Dans sa ligne de mire figure notamment Linus Kaikai, journaliste pour Nation Media Group qui gère la chaîne NTV. Le 31 janvier des policiers en civil armés se sont postés devant le siège de son groupe de presse. Averti par des sources policières que lui et deux de ses confrères seraient arrêtés s’ils sortaient, les journalistes ont passé la nuit dans leur bureau. Trois jours auparavant, Linus Kaikai, qui est également président de la Corporation des Editeurs Kenyans (Kenya Editors’ Guild) avait relayé sur son compte twitter une déclaration dénonçant une tendance du gouvernement à censurer les médias.


Le 31 janvier dernier, ce sont en tout quatre chaînes de télévision qui avaient été fermées, pour avoir défié l’ordre du président Uhuru Kenyatta de ne pas retransmettre la cérémonie d’investiture de son principal opposant politique, Raila Odinga. Mais pour l’instant, seules deux d’entre elles, NTV et KTN, ont pu reprendre leurs programmes le 5 février.
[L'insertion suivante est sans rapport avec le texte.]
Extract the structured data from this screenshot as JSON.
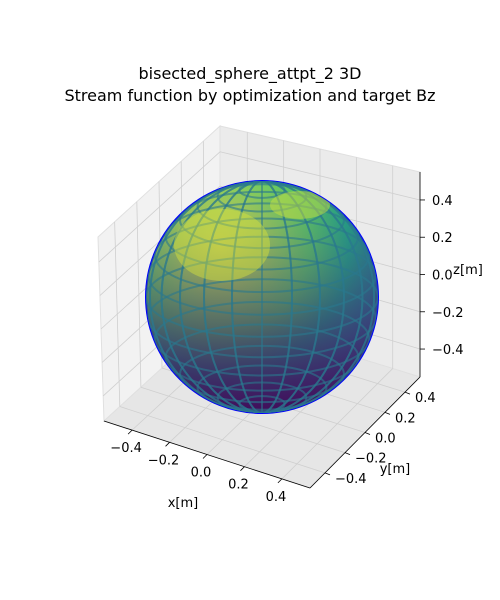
{
  "chart_data": {
    "type": "surface3d",
    "title_line1": "bisected_sphere_attpt_2 3D",
    "title_line2": "Stream function by optimization and target Bz",
    "xlabel": "x[m]",
    "ylabel": "y[m]",
    "zlabel": "z[m]",
    "xlim": [
      -0.55,
      0.55
    ],
    "ylim": [
      -0.55,
      0.55
    ],
    "zlim": [
      -0.55,
      0.55
    ],
    "x_ticks": [
      "−0.4",
      "−0.2",
      "0.0",
      "0.2",
      "0.4"
    ],
    "y_ticks": [
      "−0.4",
      "−0.2",
      "0.0",
      "0.2",
      "0.4"
    ],
    "z_ticks": [
      "−0.4",
      "−0.2",
      "0.0",
      "0.2",
      "0.4"
    ],
    "sphere_radius": 0.5,
    "colormap": [
      "#440154",
      "#3b528b",
      "#21918c",
      "#5ec962",
      "#fde725"
    ],
    "edge_color": "#0000ff",
    "pane_color": "#f2f2f2",
    "grid": true
  }
}
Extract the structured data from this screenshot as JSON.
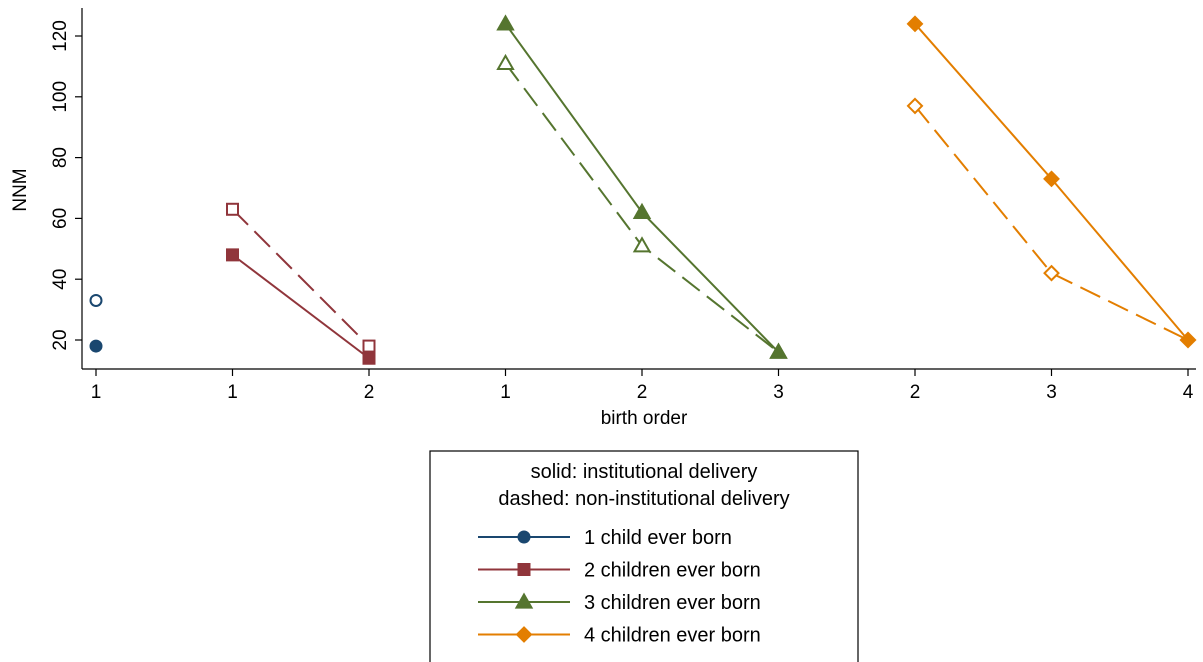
{
  "chart_data": {
    "type": "line",
    "xlabel": "birth order",
    "ylabel": "NNM",
    "ylim": [
      10,
      130
    ],
    "yticks": [
      20,
      40,
      60,
      80,
      100,
      120
    ],
    "grid": false,
    "x_categories": [
      "1",
      "1",
      "2",
      "1",
      "2",
      "3",
      "2",
      "3",
      "4"
    ],
    "legend": {
      "placement": "bottom",
      "title_lines": [
        "solid: institutional delivery",
        "dashed: non-institutional delivery"
      ]
    },
    "colors": {
      "one_child": "#1a476f",
      "two_children": "#90353b",
      "three_children": "#55752f",
      "four_children": "#e37e00"
    },
    "series": [
      {
        "name": "1 child ever born",
        "color": "#1a476f",
        "marker": "circle",
        "solid": {
          "x": [
            0
          ],
          "y": [
            18
          ]
        },
        "dashed": {
          "x": [
            0
          ],
          "y": [
            33
          ]
        }
      },
      {
        "name": "2 children ever born",
        "color": "#90353b",
        "marker": "square",
        "solid": {
          "x": [
            1,
            2
          ],
          "y": [
            48,
            14
          ]
        },
        "dashed": {
          "x": [
            1,
            2
          ],
          "y": [
            63,
            18
          ]
        }
      },
      {
        "name": "3 children ever born",
        "color": "#55752f",
        "marker": "triangle",
        "solid": {
          "x": [
            3,
            4,
            5
          ],
          "y": [
            124,
            62,
            16
          ]
        },
        "dashed": {
          "x": [
            3,
            4,
            5
          ],
          "y": [
            111,
            51,
            16
          ]
        }
      },
      {
        "name": "4 children ever born",
        "color": "#e37e00",
        "marker": "diamond",
        "solid": {
          "x": [
            6,
            7,
            8
          ],
          "y": [
            124,
            73,
            20
          ]
        },
        "dashed": {
          "x": [
            6,
            7,
            8
          ],
          "y": [
            97,
            42,
            20
          ]
        }
      }
    ]
  }
}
La décision de la Haute Cour n’est pas une mesure à géométrie variable. L’ensemble des médias qui ont été privé de transmission doivent pouvoir émettre à nouveau comme en décidé la justice kenyane, déclare RSF. Leur suspension prolongée est une décision politique qui nuit à l’indépendance des médias et restreint un peu plus le droit à l’information qui est pourtant garanti dans la Constitution.


Le Haut-Commissariat des Nations Unies aux droits de l'homme a exprimé son inquiétude quant aux tentatives du gouvernement d'interférer sur le droit à la liberté d'expression notamment en menaçant de révoquer les licences des télévisions qui diffuseraient l’investiture symbolique du principal opposant au président kenyan.


Le Kenya occupe la 95ème place sur 180 dans le Classement mondial 2017 de la liberté de la presse de RSF.